Hearing the many dated suggestions that “she liked it rough” and was beaten by more than one lover — publicly by her last husband — is chilling.

Erksine intercuts Kuehl’s intereviews with generous helpings of Holiday performances (live TV, and on film) and radio and TV interviews she gave during her short, storied career. You can make out the voice of Mike Wallace among those asking the questions.

But unlike those talking to Lady Day while she was alive, Kuehl didn’t need to dance around the hard questions. Her pugnacious challenging of music legend Hammond with the accusations that he tried to make her into a “colored mammy” stuck singing only blues and fired her from Basie’s band, bandmates’ stories of her being forced to wear dark makeup to appease Southern venues that booked that band, Artie Shaw’s failed efforts to integrate his ensemble with her, anecdotes about the drug dealer who’d attach heroin or coke packets to her dog’s collar for delivery to her New York apartment, it’s no wonder Kuehl got blocked when she tried to organize this treasure trove into a book.

Erskine’s film does that work for her, no doubt leaving much out, but painting a moving portrait of a tormented artist who made great art as she slowly and steadily self-destructed.

MPA Rating: unrated, drug content, profanity, off camera violence

Cast: Billie Holiday, Count Basie, Billy Eckstine, John Hammond, Sylvia Syms, Tony Bennett, Barney Kessel, Harry “Sweets” Edison, “Pigmeat” Markham, Linda Lipnack Kuehl, many others

Credits: Directed by James Erskine. A Greenwich Entertainment release.

Running time: 1:37

About Roger Moore

Movie Critic, formerly with McClatchy-Tribune News Service, Orlando Sentinel, published in Spin Magazine, The World and now published here, Orlando Magazine, Autoweek Magazine
This entry was posted in Reviews, previews, profiles and movie news. Bookmark the permalink.
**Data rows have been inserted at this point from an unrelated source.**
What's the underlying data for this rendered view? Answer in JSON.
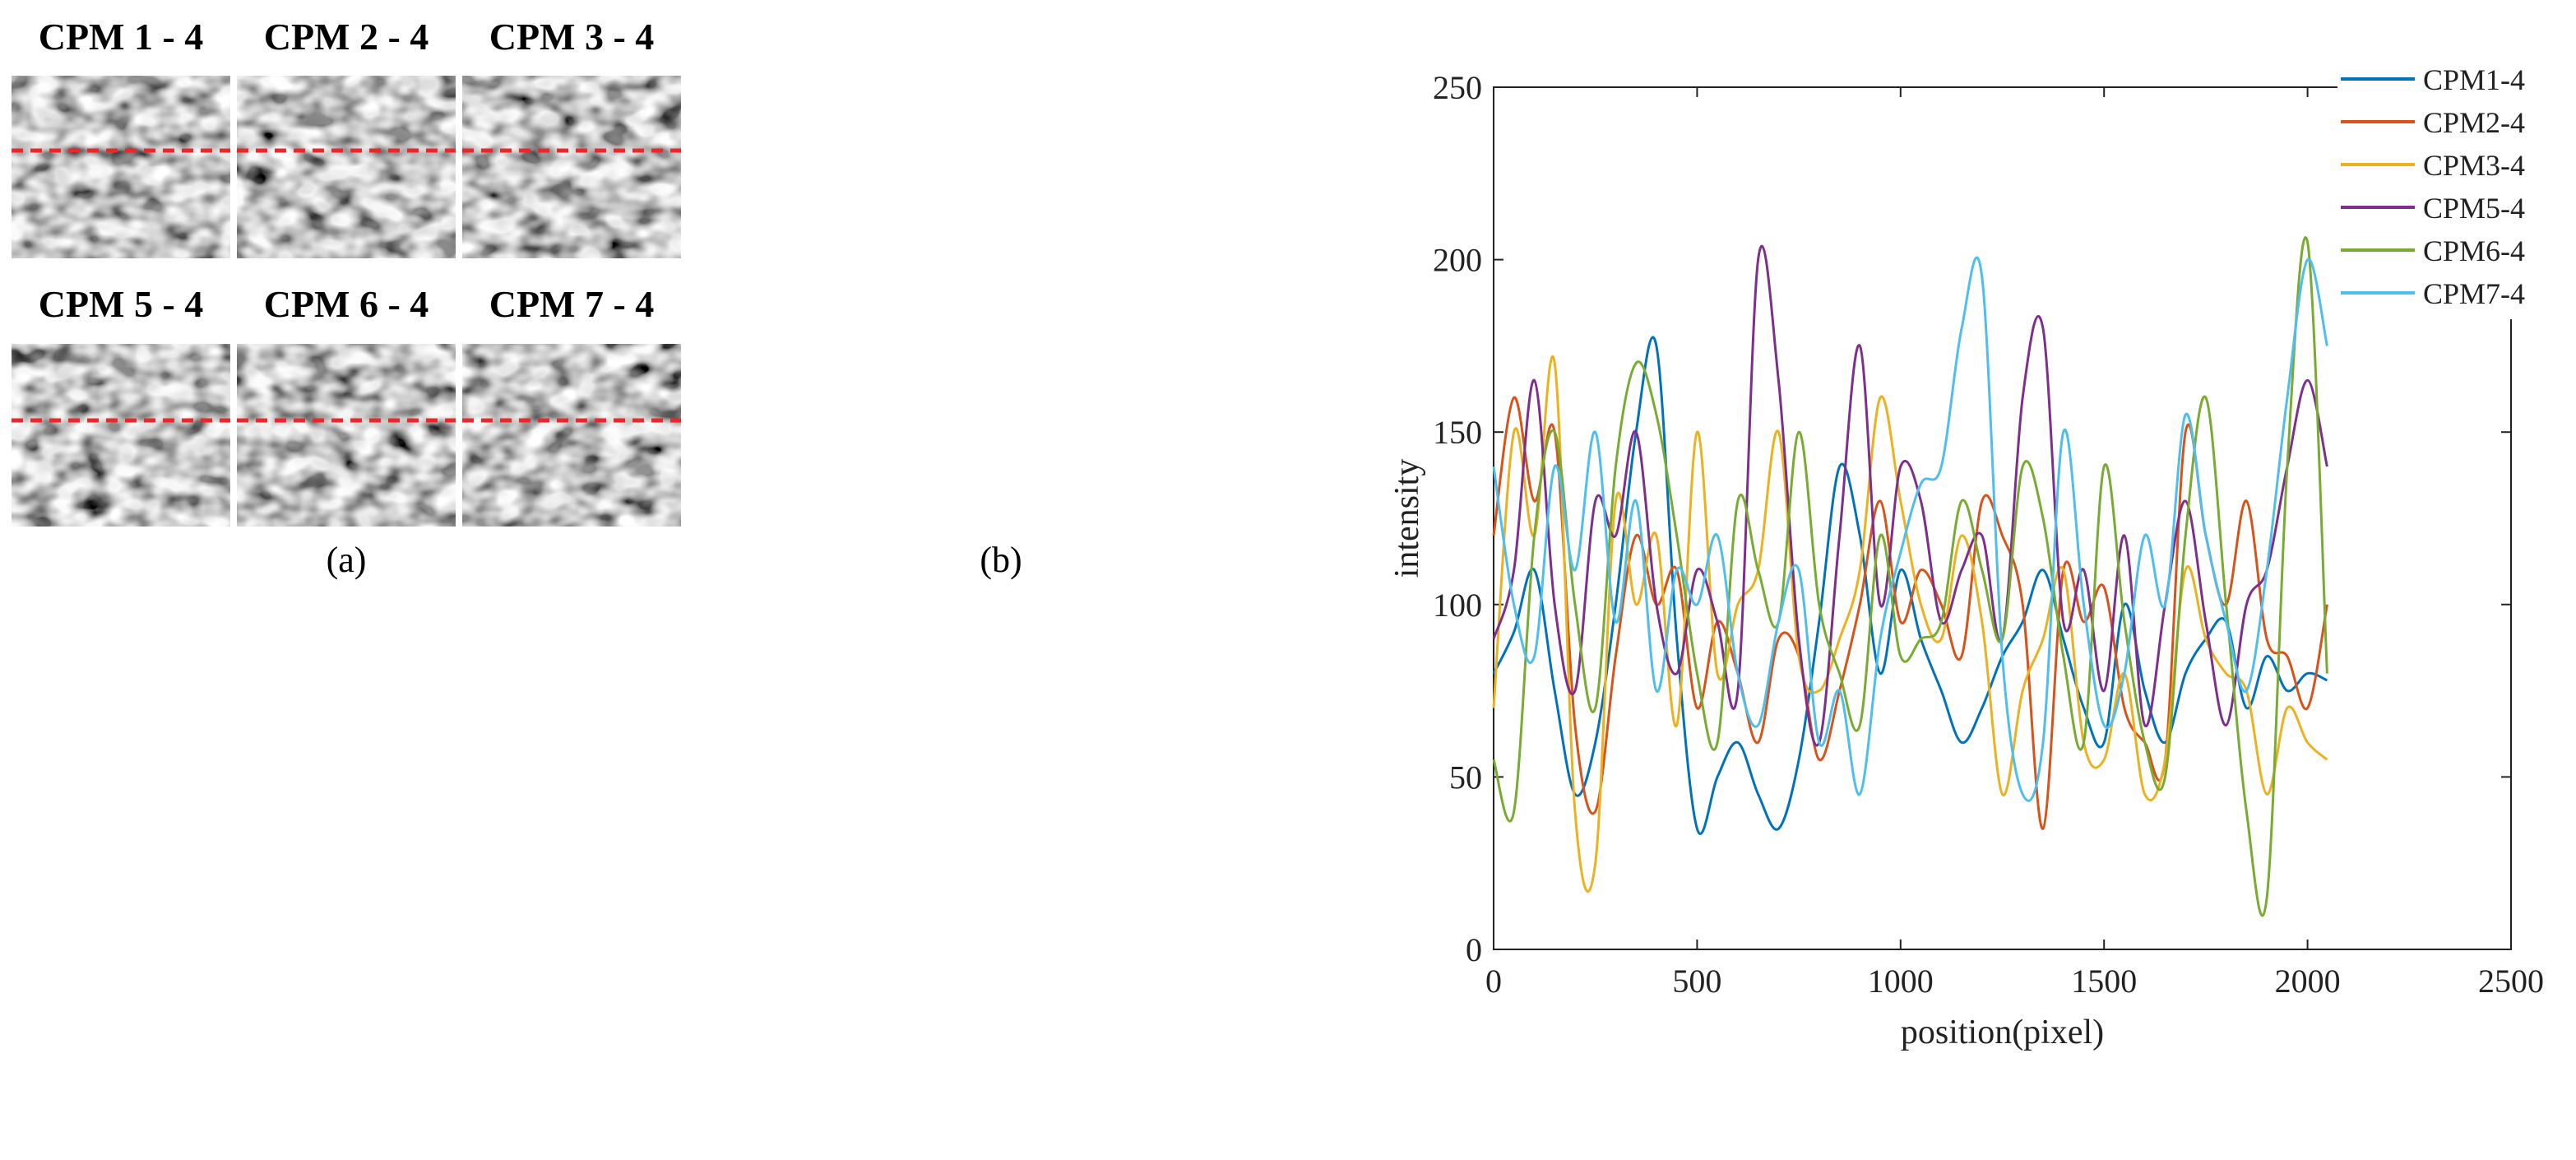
{
  "panel_a": {
    "caption": "(a)",
    "images": [
      {
        "title": "CPM 1 - 4",
        "seed": 11
      },
      {
        "title": "CPM 2 - 4",
        "seed": 23
      },
      {
        "title": "CPM 3 - 4",
        "seed": 37
      },
      {
        "title": "CPM 5 - 4",
        "seed": 41
      },
      {
        "title": "CPM 6 - 4",
        "seed": 53
      },
      {
        "title": "CPM 7 - 4",
        "seed": 67
      }
    ],
    "line_color": "#e8282b"
  },
  "panel_b": {
    "caption": "(b)"
  },
  "chart_data": {
    "type": "line",
    "title": "",
    "xlabel": "position(pixel)",
    "ylabel": "intensity",
    "xlim": [
      0,
      2500
    ],
    "ylim": [
      0,
      250
    ],
    "xticks": [
      0,
      500,
      1000,
      1500,
      2000,
      2500
    ],
    "yticks": [
      0,
      50,
      100,
      150,
      200,
      250
    ],
    "legend_position": "top-right",
    "x": [
      0,
      50,
      100,
      150,
      200,
      250,
      300,
      350,
      400,
      450,
      500,
      550,
      600,
      650,
      700,
      750,
      800,
      850,
      900,
      950,
      1000,
      1050,
      1100,
      1150,
      1200,
      1250,
      1300,
      1350,
      1400,
      1450,
      1500,
      1550,
      1600,
      1650,
      1700,
      1750,
      1800,
      1850,
      1900,
      1950,
      2000,
      2048
    ],
    "series": [
      {
        "name": "CPM1-4",
        "color": "#0072bd",
        "values": [
          80,
          92,
          110,
          75,
          45,
          60,
          100,
          150,
          175,
          90,
          35,
          50,
          60,
          45,
          35,
          55,
          95,
          140,
          120,
          80,
          110,
          90,
          75,
          60,
          70,
          85,
          95,
          110,
          90,
          70,
          60,
          100,
          75,
          60,
          80,
          90,
          95,
          70,
          85,
          75,
          80,
          78
        ]
      },
      {
        "name": "CPM2-4",
        "color": "#d95319",
        "values": [
          120,
          160,
          130,
          150,
          65,
          40,
          85,
          120,
          100,
          110,
          70,
          95,
          80,
          60,
          90,
          85,
          55,
          75,
          100,
          130,
          95,
          110,
          100,
          85,
          130,
          120,
          100,
          35,
          110,
          95,
          105,
          70,
          60,
          55,
          150,
          120,
          100,
          130,
          90,
          85,
          70,
          100
        ]
      },
      {
        "name": "CPM3-4",
        "color": "#edb120",
        "values": [
          70,
          150,
          120,
          170,
          40,
          25,
          130,
          100,
          120,
          65,
          150,
          80,
          100,
          110,
          150,
          85,
          75,
          90,
          110,
          160,
          130,
          100,
          90,
          120,
          95,
          45,
          75,
          90,
          110,
          60,
          55,
          80,
          45,
          55,
          110,
          90,
          80,
          75,
          45,
          70,
          60,
          55
        ]
      },
      {
        "name": "CPM5-4",
        "color": "#7e2f8e",
        "values": [
          90,
          110,
          165,
          100,
          75,
          130,
          120,
          150,
          100,
          80,
          110,
          95,
          75,
          200,
          165,
          90,
          60,
          120,
          175,
          100,
          140,
          130,
          95,
          110,
          120,
          90,
          160,
          180,
          95,
          110,
          75,
          120,
          65,
          100,
          130,
          95,
          65,
          100,
          110,
          140,
          165,
          140
        ]
      },
      {
        "name": "CPM6-4",
        "color": "#77ac30",
        "values": [
          55,
          40,
          120,
          150,
          100,
          70,
          140,
          170,
          155,
          120,
          80,
          60,
          130,
          110,
          95,
          150,
          100,
          80,
          65,
          120,
          85,
          90,
          95,
          130,
          110,
          90,
          140,
          125,
          85,
          60,
          140,
          95,
          60,
          50,
          120,
          160,
          100,
          40,
          15,
          140,
          205,
          80
        ]
      },
      {
        "name": "CPM7-4",
        "color": "#4dbeee",
        "values": [
          140,
          100,
          85,
          140,
          110,
          150,
          95,
          130,
          75,
          110,
          100,
          120,
          80,
          65,
          95,
          110,
          60,
          75,
          45,
          90,
          115,
          135,
          140,
          180,
          195,
          85,
          45,
          60,
          150,
          100,
          65,
          80,
          120,
          100,
          155,
          120,
          95,
          75,
          110,
          160,
          200,
          175
        ]
      }
    ]
  }
}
6 Responses to Documentary Review: The definitive biography of Lady Day? “Billie”

  1. Katherine says:

    I saw “Billie” last night. Very frustrating because half of the taped comments were unintelligible. Major mistake on Erskine’s part. The taped speech should have been captioned. Erskine decided to provide typed graphics for Kuehl’s “writer’s” voice, but this was completely redundant, as those lines were clear. I would be happy to see this film again when a captioned version is prepared, and finally know what the interviewees actually said about Billie and not merely a word here and there. Moreover it is to hoped that all of the interviews can be transcribed in their entirety and kept safely in an appropriate archive.

  2. Katherine says:

    I was in our local Film Center—very up-to-date technology. I sit in the middle of the theater. Many of the voices were a blur, with just a few words or phrases sticking out. A lot of Hammond’s comments were lost. I think captions are kind of standard for many documentaries. Also, that doesn’t even touch the issue of the deaf! Honestly I think captions should be an option and I hope Erskine provides a captioned version for viewing online at least.
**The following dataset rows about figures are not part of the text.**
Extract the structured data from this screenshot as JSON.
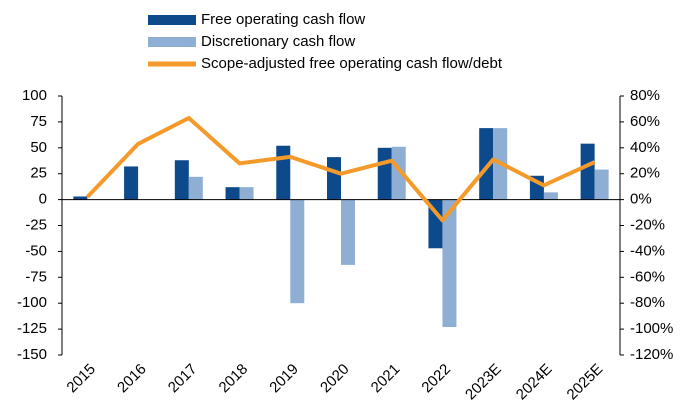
{
  "chart_data": {
    "type": "bar_line",
    "categories": [
      "2015",
      "2016",
      "2017",
      "2018",
      "2019",
      "2020",
      "2021",
      "2022",
      "2023E",
      "2024E",
      "2025E"
    ],
    "series": [
      {
        "name": "Free operating cash flow",
        "type": "bar",
        "color": "#0d4a8c",
        "values": [
          3,
          32,
          38,
          12,
          52,
          41,
          50,
          -47,
          69,
          23,
          54
        ]
      },
      {
        "name": "Discretionary cash flow",
        "type": "bar",
        "color": "#8eaed3",
        "values": [
          0,
          0,
          22,
          12,
          -100,
          -63,
          51,
          -123,
          69,
          7,
          29
        ]
      },
      {
        "name": "Scope-adjusted free operating cash flow/debt",
        "type": "line",
        "axis": "y2",
        "color": "#f39a2b",
        "values": [
          2,
          43,
          63,
          28,
          33,
          20,
          30,
          -16,
          31,
          11,
          29
        ]
      }
    ],
    "ylim": [
      -150,
      100
    ],
    "yticks": [
      -150,
      -125,
      -100,
      -75,
      -50,
      -25,
      0,
      25,
      50,
      75,
      100
    ],
    "y2lim": [
      -120,
      80
    ],
    "y2ticks": [
      {
        "value": -120,
        "label": "-120%"
      },
      {
        "value": -100,
        "label": "-100%"
      },
      {
        "value": -80,
        "label": "-80%"
      },
      {
        "value": -60,
        "label": "-60%"
      },
      {
        "value": -40,
        "label": "-40%"
      },
      {
        "value": -20,
        "label": "-20%"
      },
      {
        "value": 0,
        "label": "0%"
      },
      {
        "value": 20,
        "label": "20%"
      },
      {
        "value": 40,
        "label": "40%"
      },
      {
        "value": 60,
        "label": "60%"
      },
      {
        "value": 80,
        "label": "80%"
      }
    ],
    "grid": false,
    "legend": "top"
  }
}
    • Weird. Perhaps it was the digital print. As I say, I was quite surprised by the 1970s cassette transfer quality.

      • Katherine says:

        I think they do have digital technology. But I thought all theaters nowadays used digital technology. Or, is there a difference between digital “print” and other digital movie technology?
        In any event these tapes are significant oral histories, so hopefully someone will pony up the $$ to make them available in an online archive in both audio file and transcripts. A search for “jazz oral history” brings up at least five important-looking institutions.

      • They should all be identical, and as I say, I listened through headphones and it was crisp and clear. Some of the interviews were more off mike than others. That might have been the issue. But as most Americans are watching Netflix with the captions on, that’s the other possibility. Hearing loss in addition to speaker distortion and tape quality.